Незнакомка вздохнула, и глаза ее стали мечтательными.
— Наверное, потому, что трава и листья зеленые. Но в основном из-за травы. Так приятно пройтись по скошенной траве босиком. Она так вкусно пахнет.
— А какое отношение запах имеет к цвету?
— Наверное, никакого. А может быть, самое непосредственное. Видите ли, раньше я жила в деревне…
Софи осеклась. Она не собиралась говорить ему даже этого, однако рассудила, что не будет большой беды, если он узнает такую малость.
— И там вы были счастливее? — тихо спросил Бенедикт.
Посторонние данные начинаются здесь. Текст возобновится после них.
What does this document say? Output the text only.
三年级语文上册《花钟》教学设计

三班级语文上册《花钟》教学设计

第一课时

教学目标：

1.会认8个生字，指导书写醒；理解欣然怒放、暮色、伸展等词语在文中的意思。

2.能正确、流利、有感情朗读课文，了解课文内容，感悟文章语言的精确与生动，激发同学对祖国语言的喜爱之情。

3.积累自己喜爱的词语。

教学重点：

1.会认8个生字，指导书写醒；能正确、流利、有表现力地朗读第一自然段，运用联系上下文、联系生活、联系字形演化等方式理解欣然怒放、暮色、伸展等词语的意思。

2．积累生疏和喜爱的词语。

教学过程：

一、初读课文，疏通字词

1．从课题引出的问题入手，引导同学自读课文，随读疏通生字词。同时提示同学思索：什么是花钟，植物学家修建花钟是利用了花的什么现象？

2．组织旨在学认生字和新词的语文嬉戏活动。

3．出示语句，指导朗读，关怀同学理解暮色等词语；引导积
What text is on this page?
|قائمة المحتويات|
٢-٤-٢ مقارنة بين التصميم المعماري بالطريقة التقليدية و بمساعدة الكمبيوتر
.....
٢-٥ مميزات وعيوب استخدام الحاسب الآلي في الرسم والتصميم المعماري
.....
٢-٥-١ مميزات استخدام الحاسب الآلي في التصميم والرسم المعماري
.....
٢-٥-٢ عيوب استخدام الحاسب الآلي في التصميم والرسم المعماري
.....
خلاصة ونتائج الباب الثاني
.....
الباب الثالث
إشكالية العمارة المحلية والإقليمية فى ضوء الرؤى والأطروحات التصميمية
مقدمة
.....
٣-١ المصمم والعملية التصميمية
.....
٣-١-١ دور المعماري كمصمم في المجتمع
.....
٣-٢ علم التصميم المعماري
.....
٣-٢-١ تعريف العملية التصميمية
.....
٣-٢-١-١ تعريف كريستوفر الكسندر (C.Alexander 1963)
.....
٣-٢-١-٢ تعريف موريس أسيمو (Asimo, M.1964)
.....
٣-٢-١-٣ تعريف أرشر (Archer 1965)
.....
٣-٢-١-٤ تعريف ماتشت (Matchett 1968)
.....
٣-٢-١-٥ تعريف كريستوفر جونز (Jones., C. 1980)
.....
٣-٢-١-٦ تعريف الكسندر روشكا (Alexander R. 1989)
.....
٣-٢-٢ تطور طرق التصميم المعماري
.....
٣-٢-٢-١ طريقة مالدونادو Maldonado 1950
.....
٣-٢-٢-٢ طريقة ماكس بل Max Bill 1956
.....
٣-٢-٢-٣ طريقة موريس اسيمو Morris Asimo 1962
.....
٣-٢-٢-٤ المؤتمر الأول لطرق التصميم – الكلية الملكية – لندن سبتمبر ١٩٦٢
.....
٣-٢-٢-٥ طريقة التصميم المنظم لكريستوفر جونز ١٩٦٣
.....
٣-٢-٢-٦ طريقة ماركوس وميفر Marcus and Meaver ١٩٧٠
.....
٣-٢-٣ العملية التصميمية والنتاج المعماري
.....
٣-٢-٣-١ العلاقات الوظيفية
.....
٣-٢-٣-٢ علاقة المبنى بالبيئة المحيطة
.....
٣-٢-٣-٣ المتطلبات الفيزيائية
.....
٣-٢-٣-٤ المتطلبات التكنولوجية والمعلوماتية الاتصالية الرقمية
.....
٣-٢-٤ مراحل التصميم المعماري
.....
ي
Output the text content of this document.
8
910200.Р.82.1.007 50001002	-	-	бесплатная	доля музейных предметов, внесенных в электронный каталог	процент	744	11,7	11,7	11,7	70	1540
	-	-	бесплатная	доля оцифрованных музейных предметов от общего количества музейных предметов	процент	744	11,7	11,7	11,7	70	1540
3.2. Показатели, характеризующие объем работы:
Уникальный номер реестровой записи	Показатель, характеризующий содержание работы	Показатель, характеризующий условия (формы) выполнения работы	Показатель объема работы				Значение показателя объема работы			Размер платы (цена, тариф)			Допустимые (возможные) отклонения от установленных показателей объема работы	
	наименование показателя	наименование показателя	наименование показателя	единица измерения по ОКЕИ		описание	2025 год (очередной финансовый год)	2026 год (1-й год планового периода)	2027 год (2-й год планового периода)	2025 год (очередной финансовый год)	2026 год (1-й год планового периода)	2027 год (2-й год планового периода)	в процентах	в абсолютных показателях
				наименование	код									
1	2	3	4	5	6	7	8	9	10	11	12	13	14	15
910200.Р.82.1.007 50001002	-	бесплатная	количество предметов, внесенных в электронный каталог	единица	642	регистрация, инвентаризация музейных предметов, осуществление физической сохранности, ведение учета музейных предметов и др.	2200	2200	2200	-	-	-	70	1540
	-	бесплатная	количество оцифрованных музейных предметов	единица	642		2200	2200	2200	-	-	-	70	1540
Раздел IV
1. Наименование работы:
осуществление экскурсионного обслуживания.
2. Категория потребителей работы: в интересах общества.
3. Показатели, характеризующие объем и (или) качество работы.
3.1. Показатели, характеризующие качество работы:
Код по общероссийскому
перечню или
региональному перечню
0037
Софи кивнула и внезапно ощутила легкое беспокойство. Должно быть, леди Уислдаун никогда не вела с Бенедиктом Бриджертоном серьезных разговоров, поскольку она никогда не писала, что он самый проницательный человек в Лондоне. Когда он смотрел Софи в глаза, у нее было такое чувство, словно он видит ее насквозь.
— В таком случае, должно быть, вы любите гулять по парку, — заметил он.
— Да, — солгала Софи. У нее никогда не было времени сходить в парк. Араминта не предоставляла ей выходного дня, как другим слугам.
— В таком случае давайте погуляем вместе, — предложил Бенедикт.
Софи уклонилась от ответа.
— Вы так мне и не сказали, почему синий — ваш любимый цвет, — напомнила она ему.